Crise présidentielle au Liban: vers une solution?

Au Liban, le poste de président de la République doit constitutionnellement être attribué, par le Parlement, à un chrétien maronite. Or, depuis le 25 mai 2014 et le départ de Michel Sleiman (soit 388 jours), le poste est vacant. Et ce dans l’indifférence presque complète des sphères médiatiques occidentales. Cette vacance du pouvoir s’explique notamment par l’absence d’accord entre les différentes parties, malgré vingt-quatre sessions parlementaires (la dernière au 3 juin 2015). Ces sessions en question ont principalement et majoritairement échouées par l’absence de quorum[1]. En effet, les députés du Courant patriotique libre (CPL) et du Hezbollah bloquent régulièrement le processus d’élection en ne se présentant pas aux sessions.
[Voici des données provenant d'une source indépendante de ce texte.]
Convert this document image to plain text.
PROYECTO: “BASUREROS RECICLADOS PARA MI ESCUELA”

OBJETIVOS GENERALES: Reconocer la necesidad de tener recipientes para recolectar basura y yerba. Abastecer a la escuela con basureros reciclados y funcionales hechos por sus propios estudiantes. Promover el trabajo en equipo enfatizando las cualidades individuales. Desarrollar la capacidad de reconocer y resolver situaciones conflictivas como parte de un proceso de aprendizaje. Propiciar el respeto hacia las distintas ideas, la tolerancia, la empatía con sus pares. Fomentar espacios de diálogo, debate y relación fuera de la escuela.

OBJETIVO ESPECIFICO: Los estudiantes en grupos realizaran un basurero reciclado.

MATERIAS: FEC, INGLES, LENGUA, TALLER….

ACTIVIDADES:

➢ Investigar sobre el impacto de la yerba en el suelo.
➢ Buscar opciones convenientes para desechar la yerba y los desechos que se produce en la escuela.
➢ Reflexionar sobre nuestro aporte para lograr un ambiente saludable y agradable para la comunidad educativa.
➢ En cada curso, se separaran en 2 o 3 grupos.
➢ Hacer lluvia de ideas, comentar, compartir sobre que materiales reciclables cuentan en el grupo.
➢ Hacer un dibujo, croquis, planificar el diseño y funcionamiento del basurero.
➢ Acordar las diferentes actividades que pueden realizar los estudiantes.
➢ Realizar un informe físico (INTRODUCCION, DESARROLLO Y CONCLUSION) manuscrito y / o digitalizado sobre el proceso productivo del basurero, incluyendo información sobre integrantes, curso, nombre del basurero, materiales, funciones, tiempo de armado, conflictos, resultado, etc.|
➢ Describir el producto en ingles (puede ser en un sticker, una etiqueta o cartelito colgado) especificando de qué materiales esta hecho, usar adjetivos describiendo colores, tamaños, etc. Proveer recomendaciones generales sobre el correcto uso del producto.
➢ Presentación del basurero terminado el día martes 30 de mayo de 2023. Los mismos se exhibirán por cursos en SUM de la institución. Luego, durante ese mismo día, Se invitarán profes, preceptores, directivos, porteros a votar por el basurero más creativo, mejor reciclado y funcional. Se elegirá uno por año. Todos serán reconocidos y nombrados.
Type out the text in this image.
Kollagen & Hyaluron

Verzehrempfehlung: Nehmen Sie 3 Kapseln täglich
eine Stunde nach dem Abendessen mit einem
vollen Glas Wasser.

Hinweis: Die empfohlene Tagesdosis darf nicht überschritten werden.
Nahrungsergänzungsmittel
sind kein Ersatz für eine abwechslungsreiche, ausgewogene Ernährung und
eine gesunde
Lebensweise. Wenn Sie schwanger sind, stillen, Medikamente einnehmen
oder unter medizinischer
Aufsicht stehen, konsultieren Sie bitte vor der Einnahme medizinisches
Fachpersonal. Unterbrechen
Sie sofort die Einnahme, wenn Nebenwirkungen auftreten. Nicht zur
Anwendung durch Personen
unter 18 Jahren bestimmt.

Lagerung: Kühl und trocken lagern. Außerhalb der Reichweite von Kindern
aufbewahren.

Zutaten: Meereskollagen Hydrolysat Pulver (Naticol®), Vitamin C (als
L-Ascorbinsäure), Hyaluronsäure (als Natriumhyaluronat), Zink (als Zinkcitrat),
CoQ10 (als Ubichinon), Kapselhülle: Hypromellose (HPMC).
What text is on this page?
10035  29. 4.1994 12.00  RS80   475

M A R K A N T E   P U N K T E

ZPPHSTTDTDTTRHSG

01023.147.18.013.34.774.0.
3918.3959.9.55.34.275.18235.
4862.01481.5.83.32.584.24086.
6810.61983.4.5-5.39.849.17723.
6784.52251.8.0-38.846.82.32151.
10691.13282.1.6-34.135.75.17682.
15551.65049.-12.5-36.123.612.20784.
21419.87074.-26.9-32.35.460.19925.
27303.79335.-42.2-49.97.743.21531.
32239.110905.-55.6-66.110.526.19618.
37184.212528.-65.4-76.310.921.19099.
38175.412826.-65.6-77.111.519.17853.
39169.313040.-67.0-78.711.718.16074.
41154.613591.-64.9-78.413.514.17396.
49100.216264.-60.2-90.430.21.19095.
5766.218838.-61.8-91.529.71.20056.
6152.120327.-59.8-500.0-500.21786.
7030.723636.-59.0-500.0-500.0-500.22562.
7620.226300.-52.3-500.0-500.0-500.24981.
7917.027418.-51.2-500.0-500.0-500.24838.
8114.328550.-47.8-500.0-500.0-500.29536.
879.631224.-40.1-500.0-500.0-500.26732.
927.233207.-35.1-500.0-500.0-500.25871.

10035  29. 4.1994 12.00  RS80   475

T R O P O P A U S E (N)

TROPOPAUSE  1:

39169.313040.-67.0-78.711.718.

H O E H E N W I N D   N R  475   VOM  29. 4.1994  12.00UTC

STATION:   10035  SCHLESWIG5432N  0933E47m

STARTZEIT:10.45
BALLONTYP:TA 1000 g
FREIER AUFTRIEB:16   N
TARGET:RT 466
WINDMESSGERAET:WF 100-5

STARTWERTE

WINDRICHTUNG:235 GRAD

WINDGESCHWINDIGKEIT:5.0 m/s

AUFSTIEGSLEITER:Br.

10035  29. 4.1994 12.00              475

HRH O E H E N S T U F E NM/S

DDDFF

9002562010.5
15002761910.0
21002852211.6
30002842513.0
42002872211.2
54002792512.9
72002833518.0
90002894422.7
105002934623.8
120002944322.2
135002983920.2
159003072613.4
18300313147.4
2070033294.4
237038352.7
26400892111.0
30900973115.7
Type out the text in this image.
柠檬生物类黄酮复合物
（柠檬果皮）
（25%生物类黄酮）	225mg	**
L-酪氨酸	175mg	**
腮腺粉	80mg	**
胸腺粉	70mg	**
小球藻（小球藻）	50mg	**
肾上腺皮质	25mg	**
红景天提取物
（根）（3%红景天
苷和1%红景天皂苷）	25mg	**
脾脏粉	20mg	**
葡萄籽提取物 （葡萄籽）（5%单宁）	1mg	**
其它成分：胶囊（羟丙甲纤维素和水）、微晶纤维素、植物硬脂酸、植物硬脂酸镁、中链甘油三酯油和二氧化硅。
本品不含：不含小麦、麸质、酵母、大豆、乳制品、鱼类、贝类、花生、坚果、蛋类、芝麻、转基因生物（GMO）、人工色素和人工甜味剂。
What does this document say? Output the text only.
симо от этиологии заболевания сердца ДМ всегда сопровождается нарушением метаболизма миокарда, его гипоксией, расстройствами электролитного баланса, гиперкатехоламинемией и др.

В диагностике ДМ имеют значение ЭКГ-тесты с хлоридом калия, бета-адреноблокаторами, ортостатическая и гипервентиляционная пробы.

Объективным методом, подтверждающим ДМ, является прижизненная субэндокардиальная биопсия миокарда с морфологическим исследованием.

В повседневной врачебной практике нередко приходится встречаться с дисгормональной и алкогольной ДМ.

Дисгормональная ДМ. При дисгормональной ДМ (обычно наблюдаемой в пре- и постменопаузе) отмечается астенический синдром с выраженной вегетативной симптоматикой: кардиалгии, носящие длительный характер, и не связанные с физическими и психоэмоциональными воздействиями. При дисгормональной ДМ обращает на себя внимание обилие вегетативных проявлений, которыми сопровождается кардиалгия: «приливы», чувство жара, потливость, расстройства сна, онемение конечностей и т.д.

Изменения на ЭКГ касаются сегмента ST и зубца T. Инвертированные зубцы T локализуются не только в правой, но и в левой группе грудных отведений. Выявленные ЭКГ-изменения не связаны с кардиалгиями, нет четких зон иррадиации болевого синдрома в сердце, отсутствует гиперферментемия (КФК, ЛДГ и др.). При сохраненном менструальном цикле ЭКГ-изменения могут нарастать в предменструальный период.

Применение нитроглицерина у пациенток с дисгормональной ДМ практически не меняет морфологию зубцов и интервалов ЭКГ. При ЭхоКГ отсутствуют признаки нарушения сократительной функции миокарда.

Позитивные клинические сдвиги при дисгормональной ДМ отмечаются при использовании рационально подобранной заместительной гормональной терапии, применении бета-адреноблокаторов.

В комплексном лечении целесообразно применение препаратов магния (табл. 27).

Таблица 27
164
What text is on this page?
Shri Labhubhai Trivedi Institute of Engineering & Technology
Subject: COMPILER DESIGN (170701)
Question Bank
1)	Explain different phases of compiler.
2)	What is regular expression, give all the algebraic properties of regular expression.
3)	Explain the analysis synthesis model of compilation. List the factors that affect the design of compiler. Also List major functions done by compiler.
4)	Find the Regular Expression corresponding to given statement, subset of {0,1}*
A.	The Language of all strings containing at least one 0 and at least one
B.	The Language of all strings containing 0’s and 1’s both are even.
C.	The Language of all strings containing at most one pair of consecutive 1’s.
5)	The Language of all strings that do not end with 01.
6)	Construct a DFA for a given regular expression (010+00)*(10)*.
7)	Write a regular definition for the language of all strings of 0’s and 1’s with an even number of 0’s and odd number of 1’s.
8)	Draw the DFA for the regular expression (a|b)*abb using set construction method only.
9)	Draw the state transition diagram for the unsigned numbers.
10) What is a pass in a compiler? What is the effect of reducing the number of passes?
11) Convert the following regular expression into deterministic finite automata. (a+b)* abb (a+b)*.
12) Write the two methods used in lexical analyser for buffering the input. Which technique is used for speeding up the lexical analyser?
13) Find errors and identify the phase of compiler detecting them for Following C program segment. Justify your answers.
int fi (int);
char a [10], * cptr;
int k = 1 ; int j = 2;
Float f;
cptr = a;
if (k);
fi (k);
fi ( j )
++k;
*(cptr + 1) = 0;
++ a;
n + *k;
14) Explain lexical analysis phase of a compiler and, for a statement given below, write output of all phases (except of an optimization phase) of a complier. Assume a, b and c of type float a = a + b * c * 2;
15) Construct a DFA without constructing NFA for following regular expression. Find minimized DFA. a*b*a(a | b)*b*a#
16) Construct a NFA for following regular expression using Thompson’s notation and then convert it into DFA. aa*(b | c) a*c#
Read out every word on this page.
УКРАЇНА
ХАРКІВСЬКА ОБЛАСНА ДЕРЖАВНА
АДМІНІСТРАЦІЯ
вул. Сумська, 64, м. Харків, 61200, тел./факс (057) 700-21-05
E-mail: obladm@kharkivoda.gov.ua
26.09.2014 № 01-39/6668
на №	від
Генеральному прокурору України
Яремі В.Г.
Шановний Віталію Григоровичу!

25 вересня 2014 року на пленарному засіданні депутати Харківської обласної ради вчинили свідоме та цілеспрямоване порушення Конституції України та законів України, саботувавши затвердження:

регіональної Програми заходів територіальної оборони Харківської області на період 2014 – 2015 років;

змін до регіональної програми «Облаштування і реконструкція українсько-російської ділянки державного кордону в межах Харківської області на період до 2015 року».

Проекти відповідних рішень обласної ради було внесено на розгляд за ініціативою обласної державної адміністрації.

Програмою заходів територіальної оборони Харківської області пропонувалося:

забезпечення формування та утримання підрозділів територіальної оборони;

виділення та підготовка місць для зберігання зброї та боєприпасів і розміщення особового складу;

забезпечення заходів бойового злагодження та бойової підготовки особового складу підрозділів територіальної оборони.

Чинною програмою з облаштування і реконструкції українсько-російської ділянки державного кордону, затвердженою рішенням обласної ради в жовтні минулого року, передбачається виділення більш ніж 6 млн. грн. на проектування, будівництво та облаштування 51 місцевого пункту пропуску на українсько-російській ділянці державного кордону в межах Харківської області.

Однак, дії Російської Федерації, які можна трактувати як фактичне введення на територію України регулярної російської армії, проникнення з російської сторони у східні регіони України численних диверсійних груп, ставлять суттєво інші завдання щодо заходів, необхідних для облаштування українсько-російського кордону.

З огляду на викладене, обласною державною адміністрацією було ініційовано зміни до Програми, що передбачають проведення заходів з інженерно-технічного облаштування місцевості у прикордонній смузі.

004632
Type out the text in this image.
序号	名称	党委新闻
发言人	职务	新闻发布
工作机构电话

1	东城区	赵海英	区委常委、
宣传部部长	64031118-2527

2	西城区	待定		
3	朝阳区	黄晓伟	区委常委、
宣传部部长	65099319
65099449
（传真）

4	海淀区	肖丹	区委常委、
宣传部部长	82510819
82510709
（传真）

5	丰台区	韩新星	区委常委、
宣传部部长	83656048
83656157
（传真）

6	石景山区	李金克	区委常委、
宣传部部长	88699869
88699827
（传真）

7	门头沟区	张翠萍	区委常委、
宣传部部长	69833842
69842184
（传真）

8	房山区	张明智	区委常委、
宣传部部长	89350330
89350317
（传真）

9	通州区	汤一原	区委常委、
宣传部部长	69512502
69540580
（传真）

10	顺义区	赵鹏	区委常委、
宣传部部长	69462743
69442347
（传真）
La crise syrienne comme blocage principal.

Depuis 2011, la Syrie est en pleine guerre civile. Ce pays voisin du Liban a toujours eu une influence majeure dans la vie interne libanaise. La crise présidentielle actuelle, que traverse le pays du Cèdre, est aussi fortement (voire complètement) influencée par les évènements en Syrie. En effet, les différents partis se séparent entre les pros et anti Bachar El Assad. Et aucun ne souhaite voir s’installer un président qui lui serait défavorable. L’absence d’un candidat du compromis ne permettrait pas une évolution rapide. Le CPL et le Hezbollah ont pour le moment opté pour la politique de la chaise vide lors des séances prévoyant l’élection d’un président, mais rien n’indique qu’ils seront les seuls à y avoir recours. L’absence de dénouement en Syrie pourrait donc bloquer la crise présidentielle libanaise pour une durée indéterminée.

La rencontre entre le général Aoun et Samir Geagea.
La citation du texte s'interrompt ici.